Harvard University economics professor Martin Feldstein warned that growth may falter this year because of waning stimulus from federal spending and tax incentives for purchases of homes and autos. "There is a significant risk the economy could run out of steam some time in 2010," said Prof. Feldstein, president emeritus of the NBER.

Another major concern of the pessimists is the state of the lending industry. Former IMF official Simon Johnson, now an economist at MIT's Sloan School of Management, said the U.S. is sowing the seeds of the next crisis by propping up ailing banks and encouraging excessive risk.

By demonstrating to the banks, and to the world, that certain financial institutions are too big to fail, policy makers may actually be making the financial crisis worse.

"The crisis is just beginning," Mr. Johnson said at the Atlanta conference. "Have bankers won? In the short term, absolutely. The immediate opportunity for change has already been missed."

Economist Edward Harrison of Global Macro Advisors has similar concerns. He's worried that policy makers are sending the wrong signals, encouraging excessive debt with unnaturally low interest rates.

Low rates cause businesses and individuals to buy today what they can't afford tomorrow, creating what Mr. Harrison calls a Ponzi economy.
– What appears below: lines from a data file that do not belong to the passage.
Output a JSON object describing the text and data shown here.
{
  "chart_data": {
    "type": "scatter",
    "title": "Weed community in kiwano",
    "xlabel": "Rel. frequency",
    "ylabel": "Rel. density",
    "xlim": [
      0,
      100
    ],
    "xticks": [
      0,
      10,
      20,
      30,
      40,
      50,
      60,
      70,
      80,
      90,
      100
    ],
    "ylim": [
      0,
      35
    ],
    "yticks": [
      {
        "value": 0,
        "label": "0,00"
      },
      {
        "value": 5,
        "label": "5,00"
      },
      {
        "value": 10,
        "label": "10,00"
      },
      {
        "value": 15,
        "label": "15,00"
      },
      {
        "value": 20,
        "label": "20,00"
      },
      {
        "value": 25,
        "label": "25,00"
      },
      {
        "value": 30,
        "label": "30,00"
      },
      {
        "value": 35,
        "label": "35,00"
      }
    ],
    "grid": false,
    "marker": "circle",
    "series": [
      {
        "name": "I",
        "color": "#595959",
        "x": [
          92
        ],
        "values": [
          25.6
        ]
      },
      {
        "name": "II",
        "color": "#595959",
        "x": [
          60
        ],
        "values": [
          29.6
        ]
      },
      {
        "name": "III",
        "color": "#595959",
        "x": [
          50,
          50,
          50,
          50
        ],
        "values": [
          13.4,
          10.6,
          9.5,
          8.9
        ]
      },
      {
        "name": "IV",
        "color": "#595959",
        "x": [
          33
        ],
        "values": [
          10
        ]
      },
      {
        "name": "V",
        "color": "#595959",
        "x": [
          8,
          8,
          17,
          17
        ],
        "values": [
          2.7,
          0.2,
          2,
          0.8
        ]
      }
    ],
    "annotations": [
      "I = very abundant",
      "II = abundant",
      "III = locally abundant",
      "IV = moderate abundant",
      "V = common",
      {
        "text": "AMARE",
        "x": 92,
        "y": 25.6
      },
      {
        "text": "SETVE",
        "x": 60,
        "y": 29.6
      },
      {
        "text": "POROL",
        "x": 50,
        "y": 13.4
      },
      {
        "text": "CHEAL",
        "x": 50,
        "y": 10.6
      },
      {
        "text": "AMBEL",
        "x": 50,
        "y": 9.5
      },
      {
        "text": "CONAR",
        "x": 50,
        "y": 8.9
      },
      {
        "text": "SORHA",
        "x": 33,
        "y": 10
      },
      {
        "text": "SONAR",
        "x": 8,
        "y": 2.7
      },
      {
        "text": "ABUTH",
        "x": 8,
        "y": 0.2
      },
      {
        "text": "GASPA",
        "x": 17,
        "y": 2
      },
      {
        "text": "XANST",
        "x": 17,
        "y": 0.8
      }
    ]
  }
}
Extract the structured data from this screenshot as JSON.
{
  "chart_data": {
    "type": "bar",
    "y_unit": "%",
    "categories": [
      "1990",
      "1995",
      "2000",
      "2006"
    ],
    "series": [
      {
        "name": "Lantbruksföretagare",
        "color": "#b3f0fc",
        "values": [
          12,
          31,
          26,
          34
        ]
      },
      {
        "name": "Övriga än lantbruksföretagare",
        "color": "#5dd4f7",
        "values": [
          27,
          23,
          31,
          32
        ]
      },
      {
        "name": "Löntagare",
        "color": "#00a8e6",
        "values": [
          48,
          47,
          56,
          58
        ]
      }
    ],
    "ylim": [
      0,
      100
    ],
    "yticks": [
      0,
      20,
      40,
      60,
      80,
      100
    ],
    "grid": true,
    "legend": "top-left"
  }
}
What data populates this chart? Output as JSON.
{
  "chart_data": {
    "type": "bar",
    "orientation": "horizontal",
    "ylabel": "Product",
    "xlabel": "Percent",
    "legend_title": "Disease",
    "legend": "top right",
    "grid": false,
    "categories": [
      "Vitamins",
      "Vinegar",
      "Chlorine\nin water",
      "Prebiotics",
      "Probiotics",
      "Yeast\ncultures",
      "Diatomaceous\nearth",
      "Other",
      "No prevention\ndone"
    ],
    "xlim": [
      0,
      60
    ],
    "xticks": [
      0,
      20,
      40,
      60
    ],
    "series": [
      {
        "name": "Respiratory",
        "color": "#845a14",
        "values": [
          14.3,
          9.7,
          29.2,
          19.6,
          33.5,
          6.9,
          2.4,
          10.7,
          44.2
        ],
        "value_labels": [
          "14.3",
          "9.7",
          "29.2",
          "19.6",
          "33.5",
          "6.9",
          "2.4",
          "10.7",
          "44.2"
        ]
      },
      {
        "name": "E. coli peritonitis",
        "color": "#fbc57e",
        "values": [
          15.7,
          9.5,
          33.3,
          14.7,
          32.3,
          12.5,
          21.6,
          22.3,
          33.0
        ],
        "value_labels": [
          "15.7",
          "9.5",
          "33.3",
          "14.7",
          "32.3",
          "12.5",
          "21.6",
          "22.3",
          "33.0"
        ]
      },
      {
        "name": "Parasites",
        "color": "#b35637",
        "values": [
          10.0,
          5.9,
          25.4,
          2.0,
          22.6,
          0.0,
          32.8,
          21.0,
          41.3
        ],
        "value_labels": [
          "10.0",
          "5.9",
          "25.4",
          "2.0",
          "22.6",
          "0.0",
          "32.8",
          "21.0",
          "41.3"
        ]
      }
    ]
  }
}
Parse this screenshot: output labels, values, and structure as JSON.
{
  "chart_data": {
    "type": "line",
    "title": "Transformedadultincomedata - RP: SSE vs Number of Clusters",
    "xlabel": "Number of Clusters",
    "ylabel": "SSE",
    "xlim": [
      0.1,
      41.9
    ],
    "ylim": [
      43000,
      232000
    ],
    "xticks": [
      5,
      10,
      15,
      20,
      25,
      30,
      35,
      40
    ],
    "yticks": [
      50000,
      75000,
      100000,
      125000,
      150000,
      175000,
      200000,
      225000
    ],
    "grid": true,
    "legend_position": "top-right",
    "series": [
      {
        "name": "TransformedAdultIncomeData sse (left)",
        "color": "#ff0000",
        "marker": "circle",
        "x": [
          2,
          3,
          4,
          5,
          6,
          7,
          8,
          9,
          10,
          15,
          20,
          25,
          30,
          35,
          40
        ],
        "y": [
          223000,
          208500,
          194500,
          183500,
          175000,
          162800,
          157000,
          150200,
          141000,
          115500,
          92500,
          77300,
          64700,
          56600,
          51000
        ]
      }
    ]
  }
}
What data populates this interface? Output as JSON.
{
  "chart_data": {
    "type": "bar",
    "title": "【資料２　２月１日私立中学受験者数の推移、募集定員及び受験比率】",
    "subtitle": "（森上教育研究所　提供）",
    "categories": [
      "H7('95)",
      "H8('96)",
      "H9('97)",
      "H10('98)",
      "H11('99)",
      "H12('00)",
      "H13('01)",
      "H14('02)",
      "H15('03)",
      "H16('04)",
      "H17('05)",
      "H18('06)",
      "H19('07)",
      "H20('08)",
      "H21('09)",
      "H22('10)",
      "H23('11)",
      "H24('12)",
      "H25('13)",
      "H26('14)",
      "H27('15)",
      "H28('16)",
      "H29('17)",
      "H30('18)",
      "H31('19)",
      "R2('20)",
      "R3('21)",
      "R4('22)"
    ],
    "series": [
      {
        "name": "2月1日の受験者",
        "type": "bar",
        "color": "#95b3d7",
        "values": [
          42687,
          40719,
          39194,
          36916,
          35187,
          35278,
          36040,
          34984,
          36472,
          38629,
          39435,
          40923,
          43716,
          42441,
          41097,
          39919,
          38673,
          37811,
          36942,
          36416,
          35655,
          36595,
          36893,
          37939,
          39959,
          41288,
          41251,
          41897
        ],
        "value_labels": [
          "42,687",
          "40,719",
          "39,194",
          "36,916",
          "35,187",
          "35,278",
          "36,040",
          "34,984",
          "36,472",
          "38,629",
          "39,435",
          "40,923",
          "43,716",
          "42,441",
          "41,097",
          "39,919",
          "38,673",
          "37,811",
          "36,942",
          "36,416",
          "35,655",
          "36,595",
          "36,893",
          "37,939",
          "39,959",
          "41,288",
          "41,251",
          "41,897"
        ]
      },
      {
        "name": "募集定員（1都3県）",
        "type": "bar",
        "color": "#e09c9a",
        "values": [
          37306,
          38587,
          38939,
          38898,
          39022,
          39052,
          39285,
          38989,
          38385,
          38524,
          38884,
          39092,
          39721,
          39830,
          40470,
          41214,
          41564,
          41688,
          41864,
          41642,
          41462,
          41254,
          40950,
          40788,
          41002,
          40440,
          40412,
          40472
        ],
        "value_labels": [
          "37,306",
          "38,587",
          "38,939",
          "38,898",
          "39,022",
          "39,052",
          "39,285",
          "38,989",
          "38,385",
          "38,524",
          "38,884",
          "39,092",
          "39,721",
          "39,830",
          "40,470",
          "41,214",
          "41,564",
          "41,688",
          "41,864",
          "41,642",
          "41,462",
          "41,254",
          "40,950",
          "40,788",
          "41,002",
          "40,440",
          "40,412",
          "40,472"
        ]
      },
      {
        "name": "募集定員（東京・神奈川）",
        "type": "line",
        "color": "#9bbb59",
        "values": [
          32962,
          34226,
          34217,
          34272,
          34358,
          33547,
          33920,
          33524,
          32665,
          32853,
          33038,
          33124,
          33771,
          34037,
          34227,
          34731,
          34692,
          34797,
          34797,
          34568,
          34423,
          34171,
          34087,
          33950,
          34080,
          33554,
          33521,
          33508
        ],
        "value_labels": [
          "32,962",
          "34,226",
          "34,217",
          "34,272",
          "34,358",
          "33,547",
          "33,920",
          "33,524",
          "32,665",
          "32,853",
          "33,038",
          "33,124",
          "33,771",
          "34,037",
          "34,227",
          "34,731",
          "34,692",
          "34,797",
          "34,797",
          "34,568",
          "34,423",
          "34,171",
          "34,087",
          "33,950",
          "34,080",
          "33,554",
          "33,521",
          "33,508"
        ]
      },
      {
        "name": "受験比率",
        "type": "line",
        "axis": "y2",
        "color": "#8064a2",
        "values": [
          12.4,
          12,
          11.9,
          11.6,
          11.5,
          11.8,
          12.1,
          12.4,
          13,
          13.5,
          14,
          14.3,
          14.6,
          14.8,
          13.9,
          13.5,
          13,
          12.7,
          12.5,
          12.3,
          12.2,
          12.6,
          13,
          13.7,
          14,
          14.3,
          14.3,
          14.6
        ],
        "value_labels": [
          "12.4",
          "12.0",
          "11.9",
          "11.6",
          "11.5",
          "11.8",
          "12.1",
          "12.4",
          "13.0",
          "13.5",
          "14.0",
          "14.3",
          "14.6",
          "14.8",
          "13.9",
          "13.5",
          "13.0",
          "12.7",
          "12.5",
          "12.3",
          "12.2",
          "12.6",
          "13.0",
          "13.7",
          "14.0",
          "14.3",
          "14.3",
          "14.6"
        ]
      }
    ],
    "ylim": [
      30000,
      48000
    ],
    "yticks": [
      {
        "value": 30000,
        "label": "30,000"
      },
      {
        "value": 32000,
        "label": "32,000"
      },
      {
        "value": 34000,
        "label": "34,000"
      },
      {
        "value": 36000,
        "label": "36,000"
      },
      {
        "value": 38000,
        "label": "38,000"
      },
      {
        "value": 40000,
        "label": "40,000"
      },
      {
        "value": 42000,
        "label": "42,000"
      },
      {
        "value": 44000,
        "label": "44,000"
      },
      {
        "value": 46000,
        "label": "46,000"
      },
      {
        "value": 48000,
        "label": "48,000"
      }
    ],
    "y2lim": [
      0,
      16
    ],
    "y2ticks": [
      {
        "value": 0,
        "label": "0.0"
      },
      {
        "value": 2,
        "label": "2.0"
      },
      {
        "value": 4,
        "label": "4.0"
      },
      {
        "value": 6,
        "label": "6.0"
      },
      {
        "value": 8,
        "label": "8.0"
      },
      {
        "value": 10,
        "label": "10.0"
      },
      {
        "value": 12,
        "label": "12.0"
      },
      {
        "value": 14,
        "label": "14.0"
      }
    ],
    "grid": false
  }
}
"We still have zero interest rates, massive amounts of liquidity, manipulation of short-term rates, manipulation of long-term rates, and bailouts galore a full 15 months after Lehman Brothers collapsed," Mr. Harrison wrote on Credit-

Writedowns.com. "This is pure insanity."

A retreat into a second, deep phase of recession seems unlikely. But as you survey the economic landscape of 2010, it's worth taking note of what the naysayers are saying.